A quinze jours des élections européennes, le gouvernement et le Parlement affichent leur « volonté conjointe de construire une Europe sociale à la hauteur des attentes de nos concitoyens », comme l'a souligné la sénatrice socialiste Anne Ermery-Dumas, rapporteure du texte : le Sénat a adopté, mardi soir, une proposition de loi du député PS Gilles Savary visant à « lutter contre le dumping social » en renforçant les obligations des entreprises recourant à des travailleurs détachés, et les sanctions en cas de fraudes. Le texte, consensuel (seule l'UMP s'est abstenue) et déjà adopté en février par l'Assemblée, doit être finalisé en commission mixte paritaire, à une date encore à définir et pour une adoption attendue avant l'été.

Concurrences déloyales

Une directive européenne de 1996 prévoit qu'un salarié détaché dans un pays de l'Union y bénéficie du noyau dur des droits locaux (salaires, temps de travail, etc.) mais que ses cotisations sociales restent versées dans son pays d'origine, aux taux locaux, généralement bien plus bas qu'en France. Mais les fraudes et les contournements se multiplient et créent des concurrences déloyales sur fond d'explosion du nombre de détachés. En France, il a avoisiné 220.000 l'an passé (25.000 emplois en équivalent temps plein), un total qui a doublé depuis 2010 et ne constitue que la partie émergée de l'iceberg, puisque les détachés non déclarés sont jugés potentiellement aussi nombreux, voire plus, que les déclarés. Sous la pression des syndicats et du patronat, le gouvernement est monté au créneau et a arraché en décembre un compromis des Etats membres pour renforcer la lutte contre les abus. Cette nouvelle directive d'exécution a été adoptée le 16 avril par le Parlement européen. Chaque pays a deux ans pour la transcrire dans son droit national.Le texte adopté mardi vient traduire dès maintenant en droit français ce compromis et renforcer son caractère coercitif. Il reprend ainsi le principe de « responsabilité solidaire », avec sanctions financières, du donneur d'ordre en cas de fraudes au détachement par un de ses sous-traitants. Ce principe s'appliquera non seulement au BTP, comme prévu dans l'accord européen, mais aussi à tous les autres secteurs. Il a également simplifié et renforcé les règles liées à la déclaration préalable de détachement et la réforme en cours de l'Inspection du travail prévoit de renforcer et mieux cibler les contrôles.

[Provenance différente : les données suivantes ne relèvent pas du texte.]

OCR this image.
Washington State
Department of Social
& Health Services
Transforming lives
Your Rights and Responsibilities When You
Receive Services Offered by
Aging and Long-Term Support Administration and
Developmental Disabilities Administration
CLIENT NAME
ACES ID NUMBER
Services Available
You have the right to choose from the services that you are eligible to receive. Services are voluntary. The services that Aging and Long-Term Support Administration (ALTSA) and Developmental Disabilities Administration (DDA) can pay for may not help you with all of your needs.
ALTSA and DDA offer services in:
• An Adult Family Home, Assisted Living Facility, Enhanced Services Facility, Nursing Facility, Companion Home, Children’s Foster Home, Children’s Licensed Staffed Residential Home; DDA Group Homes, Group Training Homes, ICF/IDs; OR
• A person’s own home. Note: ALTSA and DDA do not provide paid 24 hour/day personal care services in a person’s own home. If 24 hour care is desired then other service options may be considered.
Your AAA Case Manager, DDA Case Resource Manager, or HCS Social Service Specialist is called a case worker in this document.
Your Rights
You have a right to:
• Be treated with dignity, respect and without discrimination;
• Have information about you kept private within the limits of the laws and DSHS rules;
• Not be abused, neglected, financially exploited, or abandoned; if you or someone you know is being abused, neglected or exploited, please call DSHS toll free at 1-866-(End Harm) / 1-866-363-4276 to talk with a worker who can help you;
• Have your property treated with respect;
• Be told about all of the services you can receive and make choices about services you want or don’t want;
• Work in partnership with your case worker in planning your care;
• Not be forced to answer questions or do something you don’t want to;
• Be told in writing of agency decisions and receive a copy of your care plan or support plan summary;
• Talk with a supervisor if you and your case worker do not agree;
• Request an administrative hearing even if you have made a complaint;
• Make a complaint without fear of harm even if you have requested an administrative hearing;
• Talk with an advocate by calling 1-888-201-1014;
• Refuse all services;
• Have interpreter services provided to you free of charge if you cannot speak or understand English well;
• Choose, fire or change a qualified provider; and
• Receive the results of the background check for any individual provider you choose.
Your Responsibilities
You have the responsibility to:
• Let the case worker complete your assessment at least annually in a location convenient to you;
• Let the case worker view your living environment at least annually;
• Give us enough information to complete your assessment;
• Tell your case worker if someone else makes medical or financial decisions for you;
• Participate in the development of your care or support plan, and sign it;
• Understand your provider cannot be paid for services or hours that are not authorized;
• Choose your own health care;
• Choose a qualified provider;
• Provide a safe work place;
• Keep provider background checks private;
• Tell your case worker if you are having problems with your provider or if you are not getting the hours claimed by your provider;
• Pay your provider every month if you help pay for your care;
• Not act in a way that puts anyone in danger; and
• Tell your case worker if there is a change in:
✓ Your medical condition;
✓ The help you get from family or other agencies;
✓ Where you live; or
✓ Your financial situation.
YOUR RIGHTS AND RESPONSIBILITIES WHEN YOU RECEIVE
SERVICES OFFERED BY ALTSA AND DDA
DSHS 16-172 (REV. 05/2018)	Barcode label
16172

Liste noire des entreprises condamnées

Le texte renforce aussi plus largement la lutte contre le travail illégal. Il instaure une liste noire sur Internet où pourront figurer, sur décision du juge et durant deux ans, les entreprises condamnées pour travail illégal. L'Assemblée nationale ne le prévoyait qu'en cas d'amendes dépassant 15.000 euros mais, contre l'avis du gouvernement, le Sénat a supprimé ce seuil. Toujours contre l'avis du gouvernement, il a aussi durci, à l'initiative des communistes, les sanctions envers les entreprises condamnées pour travail illégal : elles ne seraient plus seulement privées, jusqu'à cinq ans, d'aides publiques, mais aussi sommées de rembourser celles perçues durant la période de la fraude. Ces durcissements devraient être redébattus en commission mixte paritaire.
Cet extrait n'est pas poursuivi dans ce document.